La demanda, presentada el martes en el Tribunal Superior de Los Ángeles, acusa a Lizzo, a su capitana de baile Shirlene Quigley y a su compañía de producción Big Grrrl Big Touring Inc. de acoso sexual, discriminación por discapacidad, acoso racial, privación ilegal de la libertad y más. La demanda nombra específicamente a Lizzo en varios casos de acoso sexual y burlas sobre su peso, y alega que Quigley participó en acoso religioso y realizó comentarios sexualmente explícitos. En la demanda, los bailarines alegan un ambiente laboral hostil en el que estuvieron «expuestos a un ambiente abiertamente sexual que impregnaba su lugar de trabajo».

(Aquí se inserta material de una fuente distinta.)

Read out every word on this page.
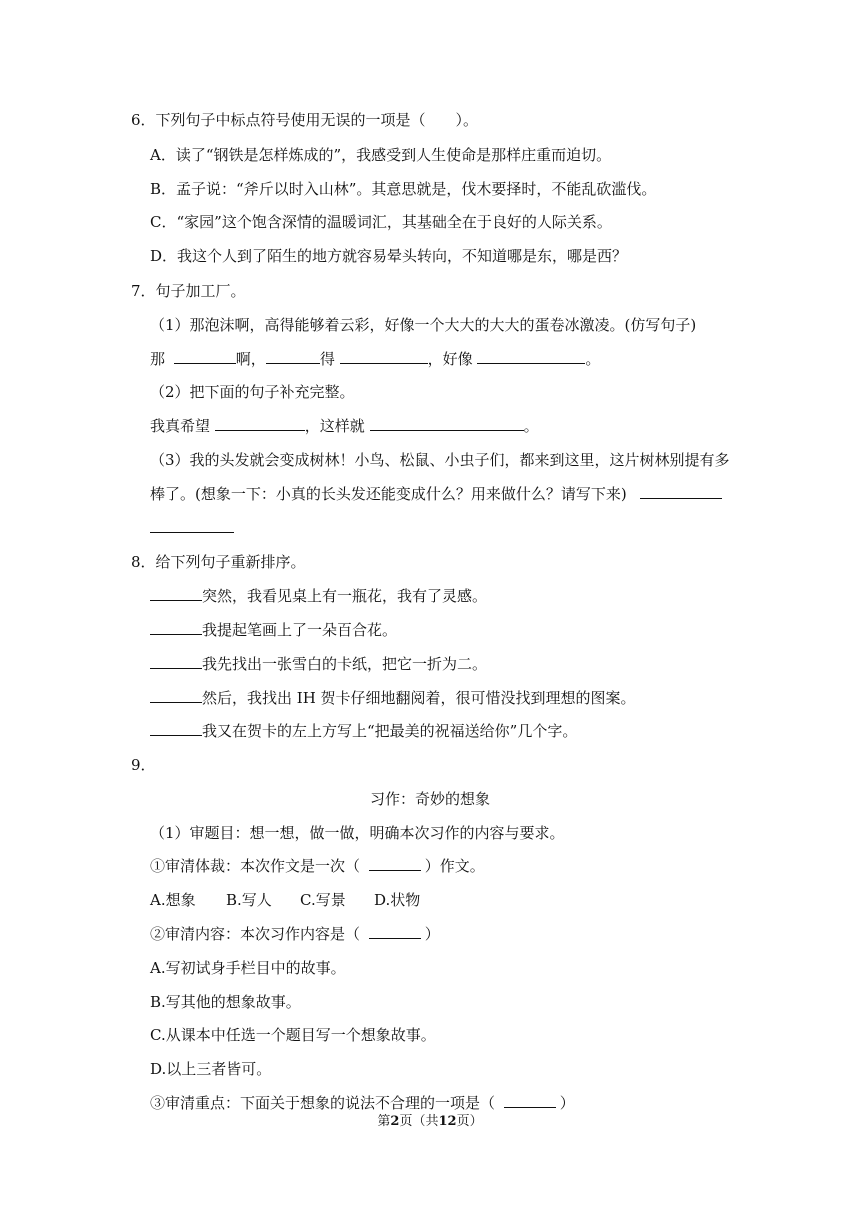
6．下列句子中标点符号使用无误的一项是（　　）。
A．读了“钢铁是怎样炼成的”，我感受到人生使命是那样庄重而迫切。
B．孟子说：“斧斤以时入山林”。其意思就是，伐木要择时，不能乱砍滥伐。
C．“家园”这个饱含深情的温暖词汇，其基础全在于良好的人际关系。
D．我这个人到了陌生的地方就容易晕头转向，不知道哪是东，哪是西？
7．句子加工厂。
（1）那泡沫啊，高得能够着云彩，好像一个大大的大大的蛋卷冰激凌。(仿写句子)
那	啊，	得	，好像	。
（2）把下面的句子补充完整。
我真希望	，这样就	。
（3）我的头发就会变成树林！小鸟、松鼠、小虫子们，都来到这里，这片树林别提有多
棒了。(想象一下：小真的长头发还能变成什么？用来做什么？请写下来)
8．给下列句子重新排序。
突然，我看见桌上有一瓶花，我有了灵感。
我提起笔画上了一朵百合花。
我先找出一张雪白的卡纸，把它一折为二。
然后，我找出 IH 贺卡仔细地翻阅着，很可惜没找到理想的图案。
我又在贺卡的左上方写上“把最美的祝福送给你”几个字。
9．
习作：奇妙的想象
（1）审题目：想一想，做一做，明确本次习作的内容与要求。
①审清体裁：本次作文是一次（	）作文。
A.想象 B.写人 C.写景 D.状物
②审清内容：本次习作内容是（	）
A.写初试身手栏目中的故事。
B.写其他的想象故事。
C.从课本中任选一个题目写一个想象故事。
D.以上三者皆可。
③审清重点：下面关于想象的说法不合理的一项是（	）
第2页（共12页）
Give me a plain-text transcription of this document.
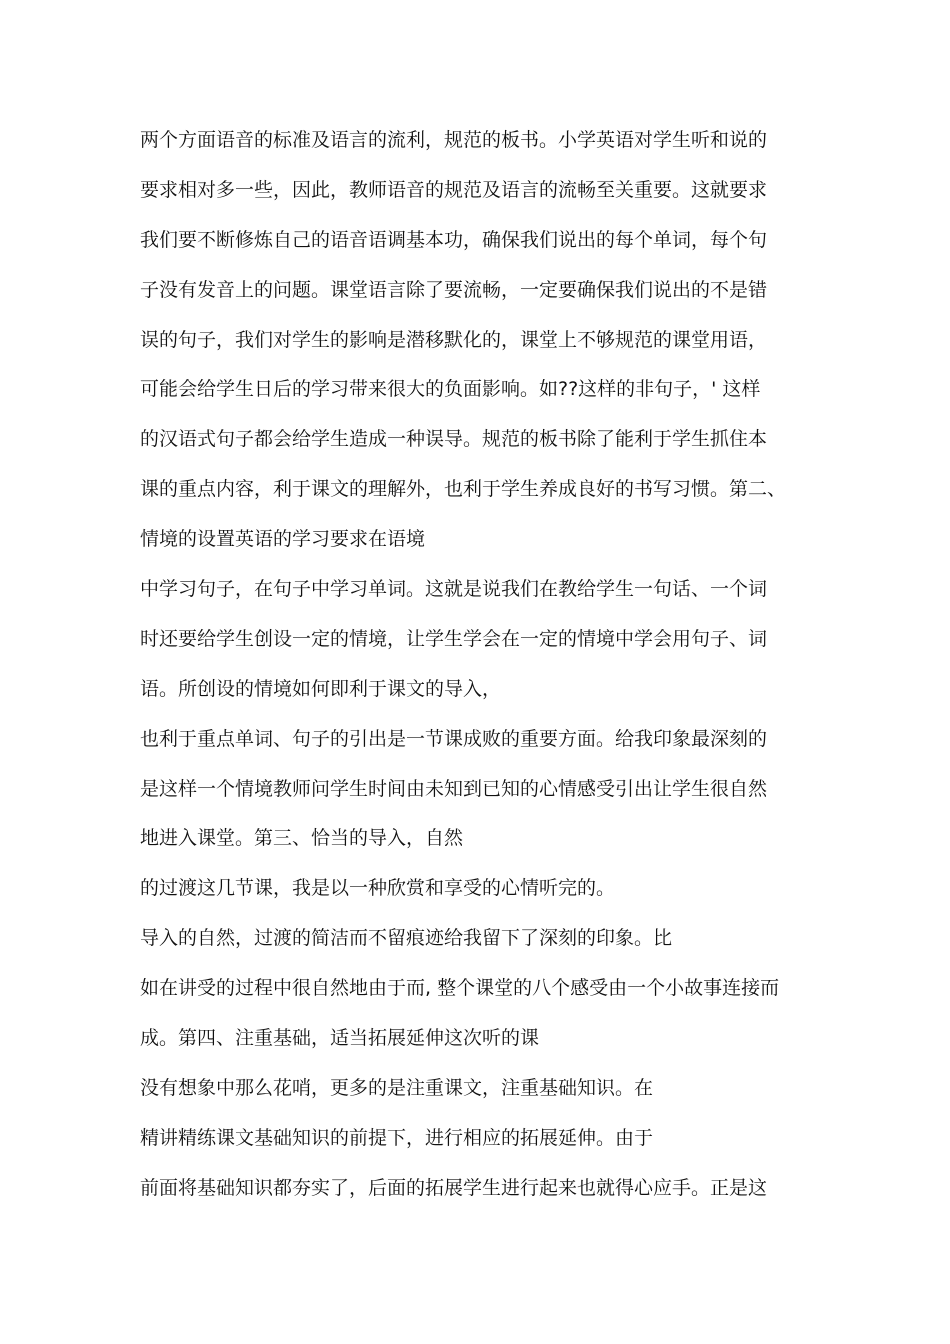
两个方面语音的标准及语言的流利，规范的板书。小学英语对学生听和说的
要求相对多一些，因此，教师语音的规范及语言的流畅至关重要。这就要求
我们要不断修炼自己的语音语调基本功，确保我们说出的每个单词，每个句
子没有发音上的问题。课堂语言除了要流畅，一定要确保我们说出的不是错
误的句子，我们对学生的影响是潜移默化的，课堂上不够规范的课堂用语，
可能会给学生日后的学习带来很大的负面影响。如??这样的非句子，' 这样
的汉语式句子都会给学生造成一种误导。规范的板书除了能利于学生抓住本
课的重点内容，利于课文的理解外，也利于学生养成良好的书写习惯。第二、
情境的设置英语的学习要求在语境
中学习句子，在句子中学习单词。这就是说我们在教给学生一句话、一个词
时还要给学生创设一定的情境，让学生学会在一定的情境中学会用句子、词
语。所创设的情境如何即利于课文的导入，
也利于重点单词、句子的引出是一节课成败的重要方面。给我印象最深刻的
是这样一个情境教师问学生时间由未知到已知的心情感受引出让学生很自然
地进入课堂。第三、恰当的导入，自然
的过渡这几节课，我是以一种欣赏和享受的心情听完的。
导入的自然，过渡的简洁而不留痕迹给我留下了深刻的印象。比
如在讲受的过程中很自然地由于而, 整个课堂的八个感受由一个小故事连接而
成。第四、注重基础，适当拓展延伸这次听的课
没有想象中那么花哨，更多的是注重课文，注重基础知识。在
精讲精练课文基础知识的前提下，进行相应的拓展延伸。由于
前面将基础知识都夯实了，后面的拓展学生进行起来也就得心应手。正是这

Los bailarines que presentaron la demanda, Crystal Williams, Arianna Davis y Noelle Rodriguez, relatan un caso específico en Ámsterdam durante una salida en el Barrio Rojo, en el que alegan que Lizzo presionó a Davis para que tocara los senos de una artista desnuda.

En los días posteriores a la presentación de la demanda, muchos han expresado decepción por las acusaciones, especialmente porque Lizzo se ha presentado a sí misma como un faro de inclusión y amor. El abogado de las demandantes, Ron Zambrano, abordó esto en una declaración, según NPR: «La sorprendente forma en que Lizzo y su equipo de gestión trataron a sus artistas parece ir en contra de todo por lo que Lizzo se manifiesta públicamente, mientras que en privado avergüenza a sus bailarines por su peso y los degrada de maneras que no solo son ilegales, sino absolutamente desmoralizantes».

El jueves, Lizzo emitió una declaración en redes sociales sobre la demanda, calificando las afirmaciones de «escandalosas» y «sensacionalizadas».

«Estos últimos días han sido increíblemente difíciles y abrumadoramente decepcionantes», escribió. «Se ha cuestionado mi ética de trabajo, mis principios y mi respeto. Han criticado mi carácter. Por lo general, elijo no responder a acusaciones falsas, pero estas son tan increíbles como suenan y demasiado escandalosas para no abordarlas. Las historias sensacionalizadas provienen de ex empleados que ya han admitido públicamente que se les dijo que su comportamiento durante la gira era inapropiado y poco profesional».

Lizzo escribió que es apasionada como artista, lo que puede requerir trabajo duro y altos estándares, pero señaló que nunca tiene la intención de hacer que alguien se sienta incómodo.

«No estoy aquí para que me vean como una víctima, pero también sé que no soy la villana que la gente y los medios han retratado en estos últimos días», continuó. «Soy muy abierta con mi sexualidad y mi expresión, pero no puedo aceptar ni permitir que las personas usen esa apertura para hacerme parecer algo que no soy. No hay nada que tome más en serio que el respeto que merecemos como mujeres en el mundo. Sé cómo se siente que critiquen mi cuerpo a diario y nunca criticaría ni despediría a un empleado por su peso«.

«Estoy herida, pero no permitiré que el buen trabajo que he hecho en el mundo sea opacado por esto. Quiero agradecer a todos los que se han acercado en apoyo para levantarme durante este difícil momento».